What I have learned is that it has brought me peace and even some joy to make time to journal and be with my Rosie every day. I looked forward to spending time with my thoughts and with my memories and have found some healing in trying to make sense of my emotions.
I’m beyond grateful for Rosie – for her life, but also for her continued love and presence in my life now and the everlasting impact she has made on me. I know that there will be dark days and moments where I can’t see or feel the sun. But just like I have gotten through this last month (or better yet the last 3 months since Rosie’s passing) – I have proven to myself how strong I am and how I will get through this. Yes, I will ALWAYS miss Rosie and be pained by her absence – but, I also will continue to put one foot in front of the other, I will continue to memorialize my daughter, I will continue to be grateful for all of the love and support I am surrounded by, and I will continue to chase the sunsets – searching always for more glimmers of light and hope.

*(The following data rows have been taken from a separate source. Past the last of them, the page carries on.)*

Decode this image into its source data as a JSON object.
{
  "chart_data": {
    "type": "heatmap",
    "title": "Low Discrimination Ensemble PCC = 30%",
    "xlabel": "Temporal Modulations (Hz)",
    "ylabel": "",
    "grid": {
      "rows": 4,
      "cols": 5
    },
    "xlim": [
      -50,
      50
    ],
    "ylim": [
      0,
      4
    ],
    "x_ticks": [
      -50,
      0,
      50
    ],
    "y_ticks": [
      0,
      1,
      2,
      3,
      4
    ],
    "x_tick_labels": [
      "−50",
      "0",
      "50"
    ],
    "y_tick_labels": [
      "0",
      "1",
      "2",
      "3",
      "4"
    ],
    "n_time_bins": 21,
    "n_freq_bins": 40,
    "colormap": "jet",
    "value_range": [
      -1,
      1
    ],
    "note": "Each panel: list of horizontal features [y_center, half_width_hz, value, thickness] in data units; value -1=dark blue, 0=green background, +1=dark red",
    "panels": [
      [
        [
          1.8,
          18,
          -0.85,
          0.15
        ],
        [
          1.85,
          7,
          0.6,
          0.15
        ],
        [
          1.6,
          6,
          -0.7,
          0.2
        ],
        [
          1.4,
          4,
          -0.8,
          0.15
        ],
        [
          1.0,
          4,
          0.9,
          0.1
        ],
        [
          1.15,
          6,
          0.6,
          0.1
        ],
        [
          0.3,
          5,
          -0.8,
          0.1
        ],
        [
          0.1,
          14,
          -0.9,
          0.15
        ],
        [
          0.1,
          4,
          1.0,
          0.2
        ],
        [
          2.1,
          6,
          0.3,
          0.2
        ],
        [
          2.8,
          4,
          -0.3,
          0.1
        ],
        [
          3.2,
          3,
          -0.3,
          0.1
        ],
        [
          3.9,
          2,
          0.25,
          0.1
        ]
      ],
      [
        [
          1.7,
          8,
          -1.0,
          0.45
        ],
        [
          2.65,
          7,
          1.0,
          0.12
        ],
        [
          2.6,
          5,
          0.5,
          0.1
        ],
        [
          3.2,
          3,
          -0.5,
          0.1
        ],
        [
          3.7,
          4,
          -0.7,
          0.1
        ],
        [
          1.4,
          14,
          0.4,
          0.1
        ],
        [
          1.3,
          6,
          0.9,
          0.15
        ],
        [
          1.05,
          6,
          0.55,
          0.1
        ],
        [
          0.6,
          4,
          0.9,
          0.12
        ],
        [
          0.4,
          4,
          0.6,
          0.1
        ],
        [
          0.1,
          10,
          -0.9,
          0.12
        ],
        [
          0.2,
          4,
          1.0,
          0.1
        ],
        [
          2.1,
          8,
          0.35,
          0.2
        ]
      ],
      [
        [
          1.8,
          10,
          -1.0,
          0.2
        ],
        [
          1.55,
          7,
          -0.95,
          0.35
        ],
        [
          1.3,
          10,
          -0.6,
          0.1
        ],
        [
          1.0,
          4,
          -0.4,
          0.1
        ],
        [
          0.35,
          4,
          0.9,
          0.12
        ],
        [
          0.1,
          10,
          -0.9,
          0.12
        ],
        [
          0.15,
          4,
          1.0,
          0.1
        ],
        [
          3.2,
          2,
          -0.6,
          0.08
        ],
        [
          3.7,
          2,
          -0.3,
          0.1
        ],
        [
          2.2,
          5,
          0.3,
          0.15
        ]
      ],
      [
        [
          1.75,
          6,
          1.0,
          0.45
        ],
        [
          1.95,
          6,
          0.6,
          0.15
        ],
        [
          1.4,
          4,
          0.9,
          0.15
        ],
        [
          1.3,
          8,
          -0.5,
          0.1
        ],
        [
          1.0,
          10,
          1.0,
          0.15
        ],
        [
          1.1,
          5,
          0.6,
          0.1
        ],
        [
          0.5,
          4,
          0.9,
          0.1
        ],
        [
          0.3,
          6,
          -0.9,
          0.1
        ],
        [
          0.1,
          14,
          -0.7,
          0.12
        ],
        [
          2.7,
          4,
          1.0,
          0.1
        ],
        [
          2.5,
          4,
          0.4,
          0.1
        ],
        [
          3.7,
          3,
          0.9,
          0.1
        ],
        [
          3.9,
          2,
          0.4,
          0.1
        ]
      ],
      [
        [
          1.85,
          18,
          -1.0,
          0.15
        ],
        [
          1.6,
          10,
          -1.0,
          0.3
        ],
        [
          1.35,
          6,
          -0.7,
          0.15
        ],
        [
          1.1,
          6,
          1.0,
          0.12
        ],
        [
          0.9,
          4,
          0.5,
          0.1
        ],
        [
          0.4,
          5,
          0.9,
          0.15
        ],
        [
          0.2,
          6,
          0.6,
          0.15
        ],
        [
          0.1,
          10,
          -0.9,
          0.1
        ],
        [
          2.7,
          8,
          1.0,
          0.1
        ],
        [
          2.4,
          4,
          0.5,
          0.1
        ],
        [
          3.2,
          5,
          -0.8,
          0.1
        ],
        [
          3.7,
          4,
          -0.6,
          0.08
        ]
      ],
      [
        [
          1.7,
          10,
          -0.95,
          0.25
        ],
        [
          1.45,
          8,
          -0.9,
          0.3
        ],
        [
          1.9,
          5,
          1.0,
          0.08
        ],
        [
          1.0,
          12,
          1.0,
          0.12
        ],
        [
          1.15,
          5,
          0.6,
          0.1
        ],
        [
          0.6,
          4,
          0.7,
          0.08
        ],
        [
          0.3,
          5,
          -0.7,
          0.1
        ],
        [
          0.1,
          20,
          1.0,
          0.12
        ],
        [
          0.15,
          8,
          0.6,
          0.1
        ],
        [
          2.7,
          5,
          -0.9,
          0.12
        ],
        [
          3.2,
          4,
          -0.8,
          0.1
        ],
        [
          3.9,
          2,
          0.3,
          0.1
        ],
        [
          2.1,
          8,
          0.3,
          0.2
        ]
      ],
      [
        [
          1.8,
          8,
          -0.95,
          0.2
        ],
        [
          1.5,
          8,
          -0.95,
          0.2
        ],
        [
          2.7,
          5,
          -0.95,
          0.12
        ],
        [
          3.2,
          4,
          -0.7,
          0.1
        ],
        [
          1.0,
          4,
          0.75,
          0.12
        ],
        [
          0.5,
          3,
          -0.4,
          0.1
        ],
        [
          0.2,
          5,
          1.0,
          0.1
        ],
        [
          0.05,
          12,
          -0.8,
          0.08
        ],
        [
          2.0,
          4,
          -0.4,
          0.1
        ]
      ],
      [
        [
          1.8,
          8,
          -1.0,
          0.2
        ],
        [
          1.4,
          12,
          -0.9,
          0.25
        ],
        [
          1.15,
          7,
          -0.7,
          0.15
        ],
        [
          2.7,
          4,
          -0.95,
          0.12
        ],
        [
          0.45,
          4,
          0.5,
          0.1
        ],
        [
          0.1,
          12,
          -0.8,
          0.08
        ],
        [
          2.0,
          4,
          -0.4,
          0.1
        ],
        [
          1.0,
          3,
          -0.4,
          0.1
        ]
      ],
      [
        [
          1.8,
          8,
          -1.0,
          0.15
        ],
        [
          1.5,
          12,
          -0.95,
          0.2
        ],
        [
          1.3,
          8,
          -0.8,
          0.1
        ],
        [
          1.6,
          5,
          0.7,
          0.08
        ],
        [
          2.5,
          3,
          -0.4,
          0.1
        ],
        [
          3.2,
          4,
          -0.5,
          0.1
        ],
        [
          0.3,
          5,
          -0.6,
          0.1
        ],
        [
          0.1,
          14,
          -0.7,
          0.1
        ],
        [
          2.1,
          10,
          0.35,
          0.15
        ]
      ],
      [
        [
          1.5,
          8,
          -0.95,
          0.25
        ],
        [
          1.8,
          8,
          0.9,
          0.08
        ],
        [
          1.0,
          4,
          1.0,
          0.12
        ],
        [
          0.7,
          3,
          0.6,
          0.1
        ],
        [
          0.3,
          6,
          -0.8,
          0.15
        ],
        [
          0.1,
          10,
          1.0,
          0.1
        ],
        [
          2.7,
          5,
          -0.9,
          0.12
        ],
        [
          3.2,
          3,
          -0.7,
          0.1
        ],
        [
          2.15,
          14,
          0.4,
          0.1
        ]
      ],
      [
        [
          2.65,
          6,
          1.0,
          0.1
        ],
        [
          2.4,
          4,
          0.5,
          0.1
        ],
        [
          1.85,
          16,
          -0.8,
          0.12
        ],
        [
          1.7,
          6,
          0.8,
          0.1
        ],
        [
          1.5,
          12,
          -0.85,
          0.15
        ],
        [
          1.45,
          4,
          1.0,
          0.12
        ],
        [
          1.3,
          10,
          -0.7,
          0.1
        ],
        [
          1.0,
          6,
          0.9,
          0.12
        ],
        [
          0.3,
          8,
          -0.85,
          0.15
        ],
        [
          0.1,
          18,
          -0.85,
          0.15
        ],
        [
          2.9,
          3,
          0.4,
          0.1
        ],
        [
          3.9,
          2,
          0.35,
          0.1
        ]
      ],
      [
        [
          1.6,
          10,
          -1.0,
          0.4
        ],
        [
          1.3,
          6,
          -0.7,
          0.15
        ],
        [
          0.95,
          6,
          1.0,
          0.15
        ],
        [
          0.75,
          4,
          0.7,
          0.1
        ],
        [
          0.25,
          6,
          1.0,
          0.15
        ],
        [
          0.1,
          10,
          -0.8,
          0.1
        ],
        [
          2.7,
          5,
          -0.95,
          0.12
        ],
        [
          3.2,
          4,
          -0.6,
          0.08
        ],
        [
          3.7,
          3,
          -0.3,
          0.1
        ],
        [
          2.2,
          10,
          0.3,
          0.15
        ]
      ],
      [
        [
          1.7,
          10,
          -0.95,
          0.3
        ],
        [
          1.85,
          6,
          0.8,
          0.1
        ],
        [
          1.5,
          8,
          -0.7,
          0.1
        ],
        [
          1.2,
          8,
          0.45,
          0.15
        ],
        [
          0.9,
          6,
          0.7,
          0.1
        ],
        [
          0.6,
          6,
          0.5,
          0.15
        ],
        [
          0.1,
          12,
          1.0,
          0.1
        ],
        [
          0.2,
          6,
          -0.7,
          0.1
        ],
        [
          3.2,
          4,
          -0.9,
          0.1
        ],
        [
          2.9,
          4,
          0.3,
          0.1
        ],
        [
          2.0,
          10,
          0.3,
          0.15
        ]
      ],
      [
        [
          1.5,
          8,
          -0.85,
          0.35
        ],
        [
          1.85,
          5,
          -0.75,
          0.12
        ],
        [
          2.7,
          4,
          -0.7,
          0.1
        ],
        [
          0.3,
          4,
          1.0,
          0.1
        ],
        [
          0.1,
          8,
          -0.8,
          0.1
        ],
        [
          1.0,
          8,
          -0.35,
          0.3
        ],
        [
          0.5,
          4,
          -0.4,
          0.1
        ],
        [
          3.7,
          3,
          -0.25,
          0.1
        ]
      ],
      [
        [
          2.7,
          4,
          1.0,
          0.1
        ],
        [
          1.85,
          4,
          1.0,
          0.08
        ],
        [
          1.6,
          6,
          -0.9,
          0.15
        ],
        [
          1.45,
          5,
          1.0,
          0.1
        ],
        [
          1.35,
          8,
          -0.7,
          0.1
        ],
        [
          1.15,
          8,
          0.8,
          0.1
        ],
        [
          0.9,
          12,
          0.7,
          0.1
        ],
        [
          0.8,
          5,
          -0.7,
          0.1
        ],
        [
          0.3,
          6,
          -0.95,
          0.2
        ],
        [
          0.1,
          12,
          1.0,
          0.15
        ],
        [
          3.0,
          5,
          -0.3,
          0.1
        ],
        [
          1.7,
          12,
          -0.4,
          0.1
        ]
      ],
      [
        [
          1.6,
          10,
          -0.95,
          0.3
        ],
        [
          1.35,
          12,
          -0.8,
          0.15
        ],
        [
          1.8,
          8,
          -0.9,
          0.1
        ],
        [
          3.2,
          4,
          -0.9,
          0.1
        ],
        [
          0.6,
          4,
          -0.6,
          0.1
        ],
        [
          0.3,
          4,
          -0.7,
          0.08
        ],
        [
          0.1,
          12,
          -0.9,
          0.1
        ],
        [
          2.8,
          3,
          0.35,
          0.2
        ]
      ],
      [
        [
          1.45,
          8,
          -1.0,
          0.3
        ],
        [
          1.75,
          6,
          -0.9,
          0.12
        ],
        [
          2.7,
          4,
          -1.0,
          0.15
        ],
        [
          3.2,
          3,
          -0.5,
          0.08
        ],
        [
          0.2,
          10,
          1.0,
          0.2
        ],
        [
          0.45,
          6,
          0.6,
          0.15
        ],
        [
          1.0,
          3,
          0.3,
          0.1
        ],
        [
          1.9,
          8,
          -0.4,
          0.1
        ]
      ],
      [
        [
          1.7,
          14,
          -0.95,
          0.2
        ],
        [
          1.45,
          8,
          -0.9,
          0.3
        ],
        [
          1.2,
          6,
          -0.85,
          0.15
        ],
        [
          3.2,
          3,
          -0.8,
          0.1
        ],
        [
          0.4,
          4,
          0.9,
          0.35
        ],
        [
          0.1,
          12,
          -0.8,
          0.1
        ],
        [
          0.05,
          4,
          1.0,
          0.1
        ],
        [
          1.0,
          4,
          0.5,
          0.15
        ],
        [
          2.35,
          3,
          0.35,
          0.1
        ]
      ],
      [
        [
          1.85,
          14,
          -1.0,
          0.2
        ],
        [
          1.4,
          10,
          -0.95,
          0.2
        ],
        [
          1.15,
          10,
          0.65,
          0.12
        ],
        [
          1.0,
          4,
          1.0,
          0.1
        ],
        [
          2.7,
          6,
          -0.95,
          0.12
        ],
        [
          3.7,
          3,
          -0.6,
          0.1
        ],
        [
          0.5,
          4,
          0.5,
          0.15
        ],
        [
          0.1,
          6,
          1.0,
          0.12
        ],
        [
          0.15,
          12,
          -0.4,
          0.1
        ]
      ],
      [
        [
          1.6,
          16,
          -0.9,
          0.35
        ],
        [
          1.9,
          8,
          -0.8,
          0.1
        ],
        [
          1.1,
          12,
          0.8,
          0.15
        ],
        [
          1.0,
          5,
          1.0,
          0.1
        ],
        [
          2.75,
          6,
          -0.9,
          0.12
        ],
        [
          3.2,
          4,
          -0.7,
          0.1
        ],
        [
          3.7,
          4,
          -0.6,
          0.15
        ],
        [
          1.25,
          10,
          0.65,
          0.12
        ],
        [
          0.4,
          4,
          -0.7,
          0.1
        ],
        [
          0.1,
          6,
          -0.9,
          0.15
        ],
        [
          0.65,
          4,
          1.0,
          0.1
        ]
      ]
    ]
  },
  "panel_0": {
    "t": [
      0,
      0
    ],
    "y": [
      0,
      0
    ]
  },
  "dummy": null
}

I refuse to let Rosie’s passing stifle her spirit and her legacy. I will make something special and impactful on this world out of this tragedy – just as Rosie would be making an impact on the world if she were still here. I will talk about Rose and continue to make her a central part of my family and of my life. I will not let her be forgotten. I may not be able to control the fact that she isn’t here with us or that her precious life was cut far too short – but I can control how I respond to this and how I find ways to live with Rosie in a new way.
I’m living for Rosie and for that moment when my life is over and she comes running into my arms and tells me how proud she is of me. There has got to be more to life than all of this – a bigger meaning to it all. I live for that and I pray that my Rosie helps lead me there every day for the rest of my life.